River Road CoverBy Dawn Ius

A mile from Carol Goodman’s house is a long and winding road. Haunting as it is picturesque, this stretch of highway was the catalyst for Goodman’s return to writing adult fiction. Well, that and an unfortunate incident between her car and a deer.

RIVER ROAD begins with Nan Lewis—a creative-writing professor at a state university in upstate New York—driving home from a faculty party after finding out she’s been denied tenure. Tired, a little tipsy, and a lot pissed off, she doesn’t see the deer that darts in front of her vehicle until it’s too late. But when she gets out of the car to look for it, the animal is nowhere to be found.
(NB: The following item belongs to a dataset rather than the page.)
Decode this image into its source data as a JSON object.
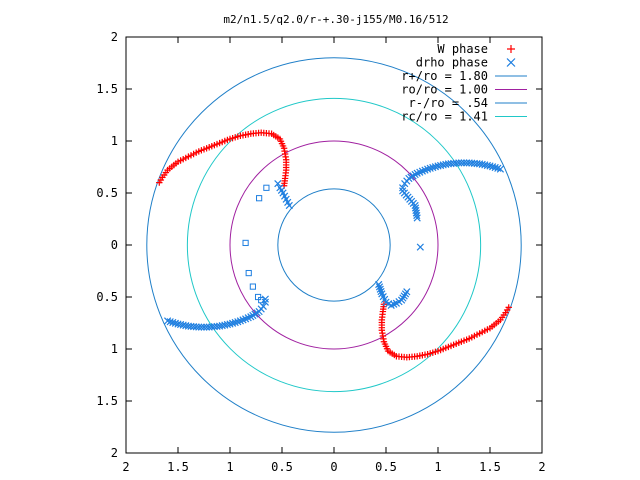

Frazzled, and eager to take shelter from the oncoming snowstorm, Nan goes home, pours herself a drink, and vows to forget the entire night. That is, until the next morning, when the police arrive with horrifying news—one of Nan’s students, Leia Dawson, was killed on River Road the night before. And because of the damage to her car, Nan is suddenly suspect number one. Nan now finds herself ostracized by the very community that once rallied around her when her own daughter was killed in an eerily similar accident on the same road.

“The experience of hitting the deer stayed with me for days, weeks,” Goodman says. She even wrote a poem about it, trying to process her feelings and shake off the overwhelming sadness.

A month or so later, a tragic double hit-and-run in her community further solidified Goodman’s need to write RIVER ROAD. “Two college girls were killed only a few miles from my house. This incident also impacted me greatly.”

The woman responsible for the deaths was caught, but Goodman became fascinated by her, desperate to understand the experiences that would have led this woman to make choices that ultimately ended in tragedy. As soon as she wrote the first chapter of RIVER ROAD, Goodman had built the foundation for her protagonist, and the story branched off from there, forcing the author to stretch outside her comfort zone.

“I realized Nan had lost a child, something, as a mother, I’d always been afraid of writing about,” she says. “I couldn’t understand how someone could survive the loss of a child and then have to deal with being accused of a similar crime.”

At the book’s start, Nan is merely “surviving”—coming to terms with having to live in the same community with the woman who killed her daughter, her dysfunctional and judgmental family, and a series of professional disappointments. Drinking becomes her coping mechanism—which obviously works against her plea of innocence, especially when Leia’s DNA is found on her car.

So, if Nan didn’t kill Leia, who did?

Goodman does a great job of peppering in the clues that bounce from one potential suspect to the next, building in twists and turns while retaining story authenticity. For Goodman, this is the key to the novel’s success.

“A mind blowing twist is always great, but it’s more important to make sure the book is psychologically true,” she says. “It has to make sense.”

To achieve this, Goodman takes pages of notes, jotting down the main plot points without committing to a formal outline. She focuses on setting—such as the hauntingly beautiful winter landscape in RIVER ROAD—and characterization, the two most important elements in her writing, whether it’s thriller, young adult fantasy, or any of the genres that have captured her muse.

Thriller fans may best remember Goodman for her mesmerizing novel The Lake of Dead Languages, but Goodman has written 14 books, including Blythewood, which was named a Best Young Adult Novel by the American Library Association. Now that she’s returned to the world of suspense, Goodman is hopeful she can write for both markets. There’s certainly room, even if it means further balancing her professional goals with the demands of her non-writing life.

“For many years, I wrote with a young child at home, and for me, writing started when I walked her to school,” Goodman says. “I have to remind myself, sometimes, that it’s okay if I don’t write every day.”

Fortunately, Goodman’s husband—a poet whom she collaborated with on her young adult series—understands the demands of creativity, allowing Goodman to carve out the hours she requires to dive into her work. Regardless of which world she’s in, Goodman says the ideas keep coming. And for now, she’s taking time to reconnect with fans of her early work, and welcome new readers into the fold.

“I am really happy to be back in the mystery world,” she says.

With RIVER ROAD, Goodman proves she not only belongs in it, but that perhaps absence truly does make the heart grow fonder.

*****

Carol_Goodman_8875_by_Jennifer_May_HIRESCarol Goodman is the author of fourteen novels, including The Lake of Dead Languages and The Seduction of Water, which won the 2003 Hammett Prize, and, under the pseudonym Juliet Dark, The Demon Lover, which Booklist named a top ten science fiction/fantasy book for 2012. Her most novel, Blythewood, was named a best young adult novel by the American Library Association. Her books have been translated into sixteen languages. She lives in the Hudson Valley with her family, and teaches creative writing at The New School and SUNY New Paltz.